The most affected children with bilateral involvement may develop muscle weakness and or stiffness affecting all four limbs as the result of severe seizures; in some cases postural asymmetries can develop with time and orthopaedic monitoring hips and or spine may be required as the child grows.

Physiotherapy and occupational therapy will be more involved locally to provide specialist equipment and therapeutic interventions to help archive’s your child’s best potential. If your child develops increased muscle stiffness which impacts on their function he/she may benefit from a referral to a more specialist movement disorder service by your paediatrician to assess and advice on tone management interventions.

Visual field deficit

Some children with SWS have a visual field deficit. This means that they have trouble seeing objects in part of their field of vision. In infants, this can be diagnosed by clinical examination, but diagnostic assessment is more difficult until children are of primary school age and can understand how to cooperate with the assessment. Ophthalmologists can also arrange a test to assess the visual pathway that may indicate if there is a visual field deficit.
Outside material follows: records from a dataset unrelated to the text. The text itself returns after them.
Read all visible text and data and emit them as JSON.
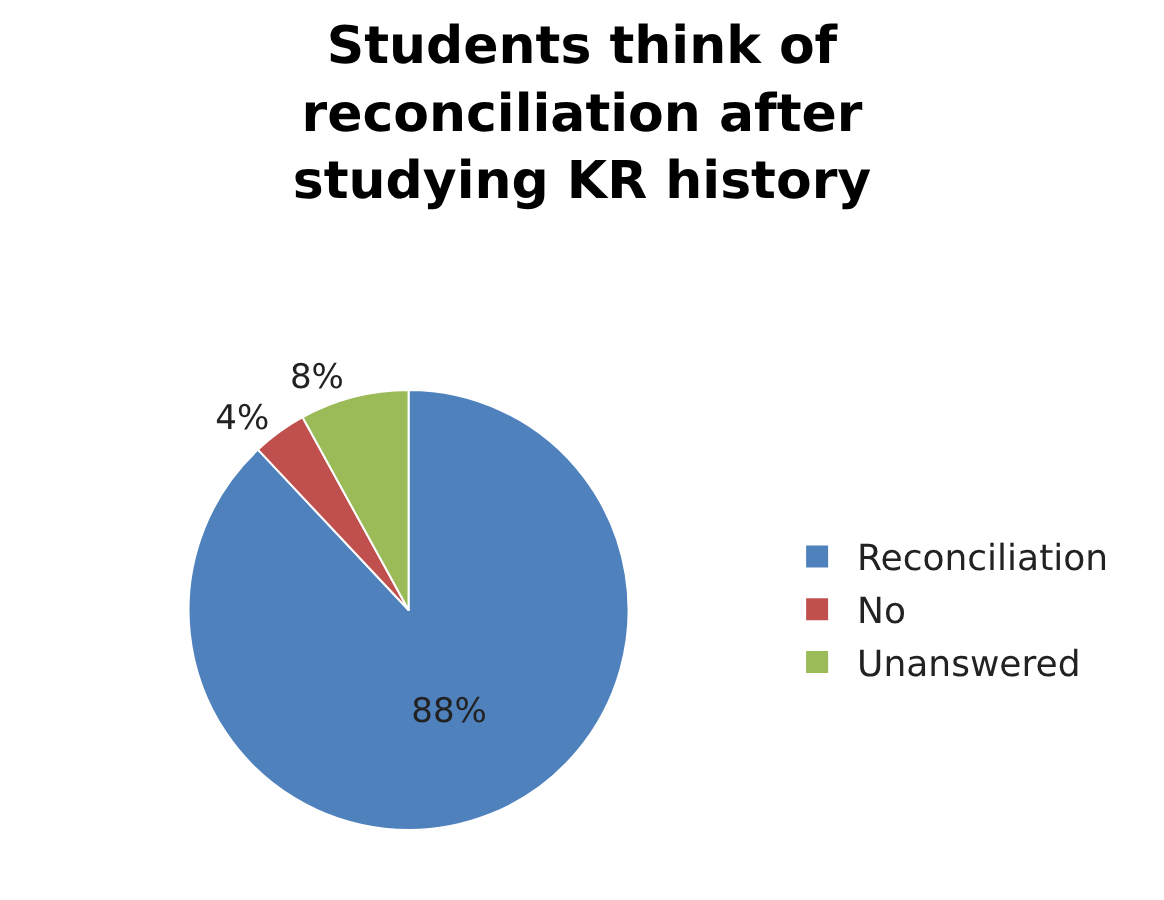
{
  "chart_data": {
    "type": "pie",
    "title": "Students think of reconciliation after studying KR history",
    "categories": [
      "Reconciliation",
      "No",
      "Unanswered"
    ],
    "values": [
      88,
      4,
      8
    ],
    "colors": [
      "#4f81bd",
      "#c0504d",
      "#9bbb59"
    ],
    "value_labels": [
      "88%",
      "4%",
      "8%"
    ],
    "legend": "right"
  }
}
Once you know which side is affected, you can make sure that toys, games or work are put within your child’s field of vision. Children with a visual field deficit may seem to use the hand on the affected side less than the other, so ways of improving this might be suggested.

Glaucoma

Another feature of SWS is glaucoma. Glaucoma is raised pressure within the eye, which can lead to blindness if it is not treated. Glaucoma is diagnosed using a test that measures intraocular pressure (IOP) by blowing a puff of air into each eye.

The majority of children develop glaucoma in infancy, but some do not develop it until later childhood. The specialist eye doctor (ophthalmologist) should examine your child’s eyes to check for glaucoma regularly: at least every year for the first five years, and then every two years. If your child develops glaucoma, they will need more frequent appointments.